Determinant # 4. Tastes and Preferences of the Buyer:

An individual’s demand for a commodity also largely depends on his taste and preference for a commod­ity. A person with a taste for fashionable articles, like modern furnisher, imported garments, costly perfumes, etc., will have a strong demand for these. But, these things may not have much appeal to a poor person with limited purchasing power.

With the change in tastes and preferences the demand for a commodity of an individual consumer is likely to change. For example, an individual may gradually develop a taste for coffee in which case his demand for tea will fall. Similarly, an individual may prefer for journey by train to journey by bus or a football match to a cricket match.

Determinant # 5. Other Factors:

There are various other factors which are also likely to affect an individual’s consumer demand for a commodity. Since these are external to and beyond the control of an individual, these are normally called environmental factors. And an individual’s demand for a commodity is determined by such environmental factors as the standard of living of the neighbours and friends, his social position and status and so on.

Of these various determinants of demand, the price of the commodity is considered to be perhaps the most important.
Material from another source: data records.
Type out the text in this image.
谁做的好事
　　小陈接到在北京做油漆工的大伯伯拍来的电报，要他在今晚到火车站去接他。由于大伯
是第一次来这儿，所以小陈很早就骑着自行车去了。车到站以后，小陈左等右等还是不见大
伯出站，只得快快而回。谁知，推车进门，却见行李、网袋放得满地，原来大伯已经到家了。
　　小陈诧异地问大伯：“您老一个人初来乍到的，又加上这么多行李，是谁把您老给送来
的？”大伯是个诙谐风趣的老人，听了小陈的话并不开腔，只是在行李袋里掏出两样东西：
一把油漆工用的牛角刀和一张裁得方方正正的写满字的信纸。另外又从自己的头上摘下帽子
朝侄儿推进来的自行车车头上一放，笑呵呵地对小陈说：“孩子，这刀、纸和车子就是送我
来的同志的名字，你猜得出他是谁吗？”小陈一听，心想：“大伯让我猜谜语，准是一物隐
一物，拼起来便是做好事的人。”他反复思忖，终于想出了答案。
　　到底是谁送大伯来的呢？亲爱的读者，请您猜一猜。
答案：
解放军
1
However, in some cases, the money income of the consumer seems to be an equally important factor. A change in the market price of a commodity causes, as a general rule, a change in the quantity demanded of the same in the opposite direction provided various other factors governing individual demand remain unchanged.

In a like manner, a change in a person’s money income brings about a change in the demand for some goods and services, even though their market prices remain constant. For example, during the festival season most people buy new garments and shoes even though prices do not fall.
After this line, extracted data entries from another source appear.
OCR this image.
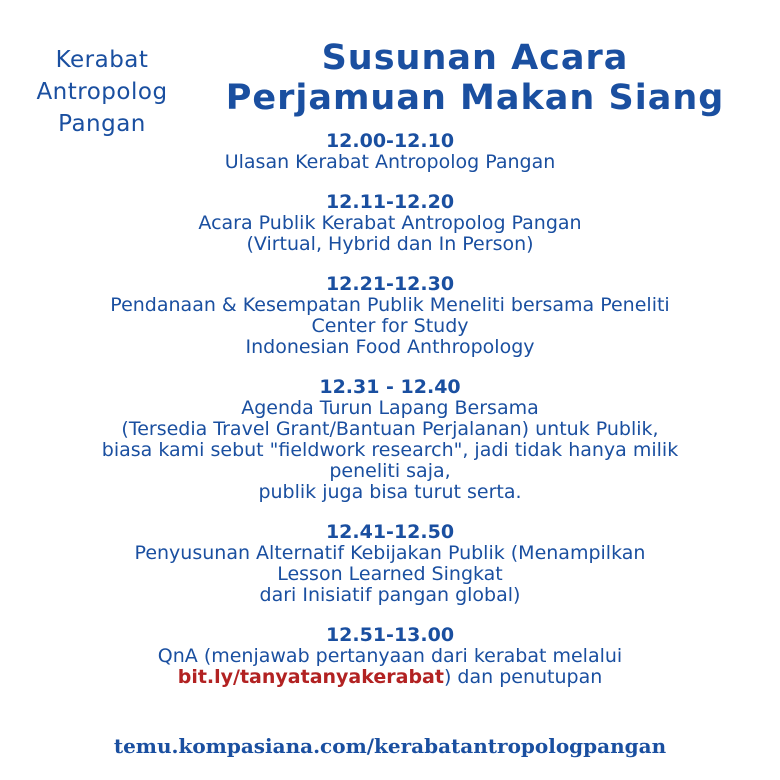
Kerabat
Antropolog
Pangan
Susunan Acara
Perjamuan Makan Siang
12.00-12.10
Ulasan Kerabat Antropolog Pangan
12.11-12.20
Acara Publik Kerabat Antropolog Pangan
(Virtual, Hybrid dan In Person)
12.21-12.30
Pendanaan & Kesempatan Publik Meneliti bersama Peneliti
Center for Study
Indonesian Food Anthropology
12.31 - 12.40
Agenda Turun Lapang Bersama
(Tersedia Travel Grant/Bantuan Perjalanan) untuk Publik,
biasa kami sebut "fieldwork research", jadi tidak hanya milik
peneliti saja,
publik juga bisa turut serta.
12.41-12.50
Penyusunan Alternatif Kebijakan Publik (Menampilkan
Lesson Learned Singkat
dari Inisiatif pangan global)
12.51-13.00
QnA (menjawab pertanyaan dari kerabat melalui
bit.ly/tanyatanyakerabat) dan penutupan
temu.kompasiana.com/kerabatantropologpangan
Sometimes, we observe that an individual’s tastes and preferences play an important role in determining individual demand. This is more so in case of people to whom a change in the price of a commodity is not a matter of much concern.

Four other factors may and often do affect the demand for a good.

These are called non-economic factors and are the following:


(a) Demographic and sociological factors:

Such factors include age, sex, marital status (i.e., whether an individual is married or not), health, the level of education, social status, place of residence (whether urban or rural) as also moral and religious values. The last set of factors may be influenced by family, peer group or political allegiance.

(b) Psychological factors:

Here, we include all the factors, inherited or acquired, that affect the personality of an individual and his taste and preference. We also include such factors as fads and fashions.


(c) Random variables:

Such factors include the weather, earthquakes, diseases, etc. These also include such unsystematic events as strikes, revo­lution, war, riots, etc.

(d) Government action:

The demand for a number of commodities may be affected by government action. Examples are: rules compelling the wearing of helmets by scooterists, statutory warning on cigarette smoking, banning the sale of non-veg food in certain parts of the country (such as Haridwar), regulations on the emissions from car exhausts, etc.


The permis­sion given to people by the Central and State Governments to use ball-point pens in writing answer-scripts in examinations, in signing cheques and various legal documents has raised the market demand for ball-point pens and a corresponding fall in the demand for fountain pens.